I had once heard a guy say that fabrication was easy. All you gotta do is put metal where you need it, and cut it out where you don't. Of course, that's total bullshit.
In what seemed to me a stroke of good luck when I installed the engine, the transmission crossmember was in exactly the right place to attach the tailshaft of the TH 350. Greatful for my good fortune, I bolted it right on to the crossmember, no mount, no nuthin'. After all, I hear about guys running no mounts all the time, especially in race cars, so this would surely make me faster. This was not only easier, but would make me tougher as well!
Mikey D, from a couple of pages ago, came over with his buddy Mark to grab his cherry picker back. With great pride, I was showing them what I'd been up to on the Chevy. They were suitably impressed until Mikey slid under the car on my creeper. Aside from Mikey being a crack mechanic, he's also a pretty nice guy. He can afford to be because he's also a kickboxer. He was good enough to point out that I would crack my tailshaft if I didn't have some kind of mount. I pitched my No Mounts Equals Tough theory at him, but he pointed out that I have motor mounts. They would give and the tailshaft wouldn't, so it would crack for sure. I saw the logic in that.
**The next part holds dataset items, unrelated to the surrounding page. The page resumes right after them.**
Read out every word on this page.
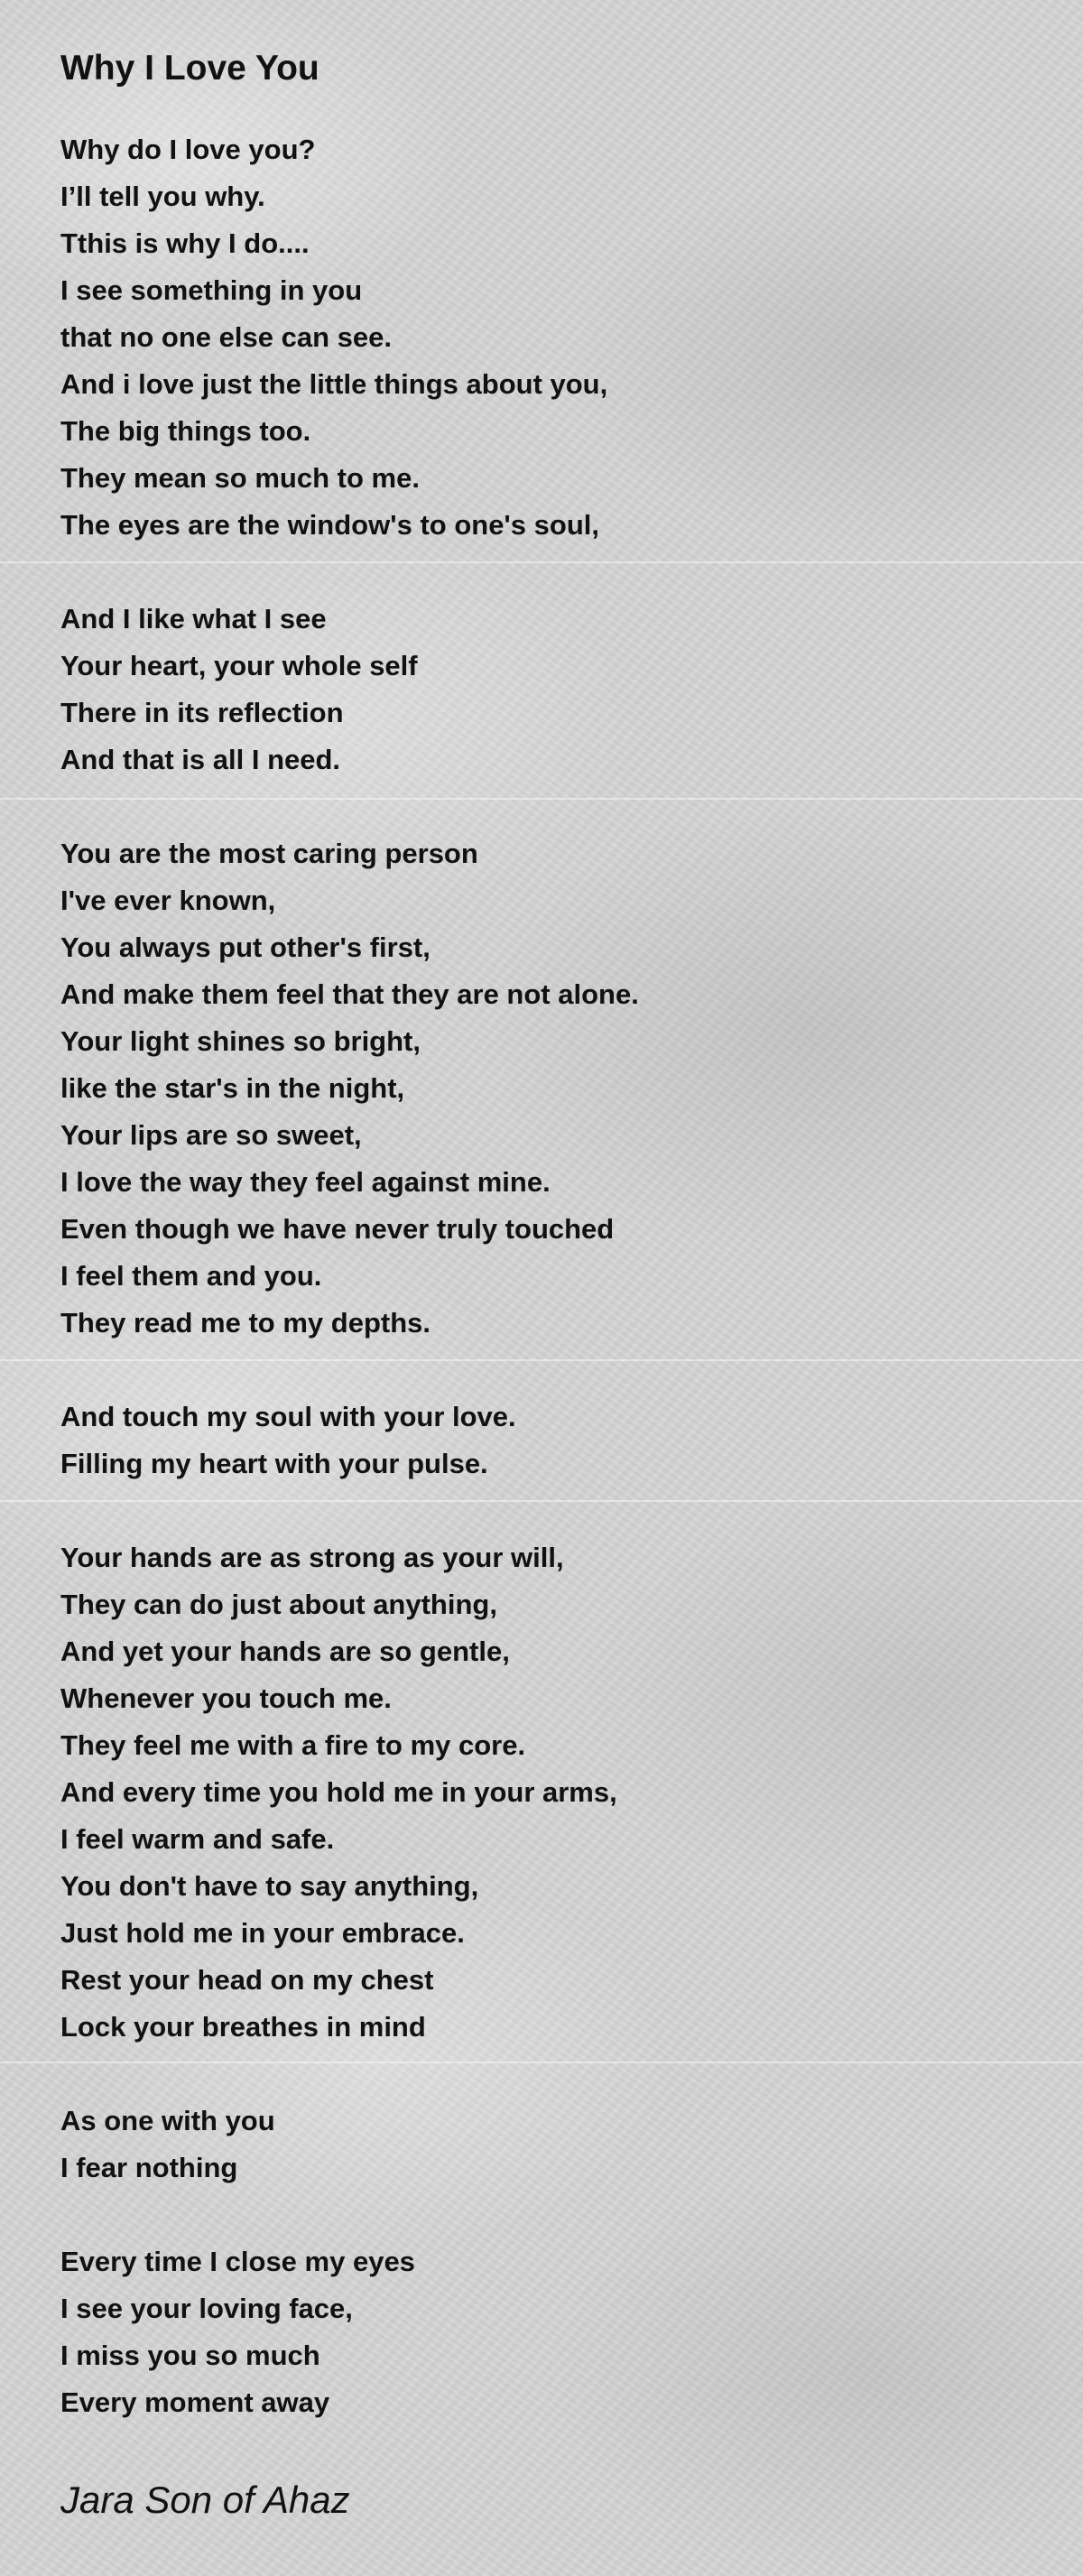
Why I Love You
Why do I love you?
I’ll tell you why.
Tthis is why I do....
I see something in you
that no one else can see.
And i love just the little things about you,
The big things too.
They mean so much to me.
The eyes are the window's to one's soul,
And I like what I see
Your heart, your whole self
There in its reflection
And that is all I need.
You are the most caring person
I've ever known,
You always put other's first,
And make them feel that they are not alone.
Your light shines so bright,
like the star's in the night,
Your lips are so sweet,
I love the way they feel against mine.
Even though we have never truly touched
I feel them and you.
They read me to my depths.
And touch my soul with your love.
Filling my heart with your pulse.
Your hands are as strong as your will,
They can do just about anything,
And yet your hands are so gentle,
Whenever you touch me.
They feel me with a fire to my core.
And every time you hold me in your arms,
I feel warm and safe.
You don't have to say anything,
Just hold me in your embrace.
Rest your head on my chest
Lock your breathes in mind
As one with you
I fear nothing
Every time I close my eyes
I see your loving face,
I miss you so much
Every moment away

Jara Son of Ahaz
So, in a tremendous and largely unfounded leap of faith, I committed to fabricating my own crossmember. All I really had to go on was that that little bit of fabrication advice from a couple of paragraphs ago. Armed with that, and a SawsAll, I took my first stroll down fabrication lane. The first thing I did was get rid of everything I didn't need. From eyeballing the crossmember I figured that if I could find a way to make it straight across, that it would work. Then I bought some 1.75 inch square tube and some .375 inch plate steel.
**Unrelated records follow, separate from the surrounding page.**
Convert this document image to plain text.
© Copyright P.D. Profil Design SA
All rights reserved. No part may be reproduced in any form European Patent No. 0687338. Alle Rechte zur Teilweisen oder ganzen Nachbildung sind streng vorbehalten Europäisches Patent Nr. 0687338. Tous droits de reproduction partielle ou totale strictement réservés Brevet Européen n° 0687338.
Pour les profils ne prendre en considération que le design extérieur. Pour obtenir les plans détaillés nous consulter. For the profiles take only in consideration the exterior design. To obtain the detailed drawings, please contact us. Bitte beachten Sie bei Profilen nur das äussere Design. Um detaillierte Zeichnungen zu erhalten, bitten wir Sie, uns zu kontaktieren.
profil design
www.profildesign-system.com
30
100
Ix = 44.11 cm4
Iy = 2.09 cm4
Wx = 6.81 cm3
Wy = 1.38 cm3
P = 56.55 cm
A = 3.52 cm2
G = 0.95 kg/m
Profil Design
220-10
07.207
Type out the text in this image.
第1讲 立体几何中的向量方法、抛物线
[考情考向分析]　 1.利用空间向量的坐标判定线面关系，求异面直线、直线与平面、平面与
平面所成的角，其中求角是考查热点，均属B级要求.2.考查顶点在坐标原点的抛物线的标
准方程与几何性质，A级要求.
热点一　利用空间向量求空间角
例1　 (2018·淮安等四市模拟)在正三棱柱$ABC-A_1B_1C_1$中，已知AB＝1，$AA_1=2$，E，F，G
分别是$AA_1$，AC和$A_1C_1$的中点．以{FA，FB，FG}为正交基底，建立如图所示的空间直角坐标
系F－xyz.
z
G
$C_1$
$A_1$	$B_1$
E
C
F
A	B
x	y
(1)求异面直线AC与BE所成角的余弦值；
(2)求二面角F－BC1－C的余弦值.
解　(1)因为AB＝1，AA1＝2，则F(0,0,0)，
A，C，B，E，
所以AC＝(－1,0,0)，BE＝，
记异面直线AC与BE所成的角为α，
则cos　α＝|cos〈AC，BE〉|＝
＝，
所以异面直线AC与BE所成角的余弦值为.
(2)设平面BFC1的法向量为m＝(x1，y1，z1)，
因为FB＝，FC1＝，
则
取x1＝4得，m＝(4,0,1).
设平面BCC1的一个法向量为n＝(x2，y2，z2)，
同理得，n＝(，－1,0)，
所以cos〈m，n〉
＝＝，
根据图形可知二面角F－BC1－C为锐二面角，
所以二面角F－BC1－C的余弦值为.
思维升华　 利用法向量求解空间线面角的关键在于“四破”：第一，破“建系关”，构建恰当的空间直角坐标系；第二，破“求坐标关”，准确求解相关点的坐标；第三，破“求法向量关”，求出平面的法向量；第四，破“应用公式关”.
I cut the tube to fit in between the nubs of the remaining crossmember, and then I put a piece of cardboard up on top of the tube and made a template for a mounting plate. Although I turn sheetmetal to charred wreckage when I weld, I can weld thicker stuff pretty good, so I fired up the Lincoln and stuck it all together. Then I clamped it in to place and drilled some mounting holes through the crossmember and the mountng plates.
This short series of pictures represents a solid 8 hour day of work hacking out the old crossmember and sliding in and out from under that car all day. That, I'm learning, is how it goes. This was kind of a setback, because it took so long, but on the other hand I'm sure glad that I didn't learn the hard way by lunching my new tranny. Now all that remained was to make up a plate to bolt the tranny mount on, and put it in. Which is what I did. It may not be pretty, but no one's ever going to see it unless they are run over, and then I don't think they'd care.
So I was one step closer to getting this heap on the tarmac, but I didn't feel like I'd even made a dent in this thing. What I really want is to fire this thing up. Hell, I can get by without heat, headlights, or even a speedometer, but It sure would be nice to get this baby fired up before the snow hits. Yeah, right.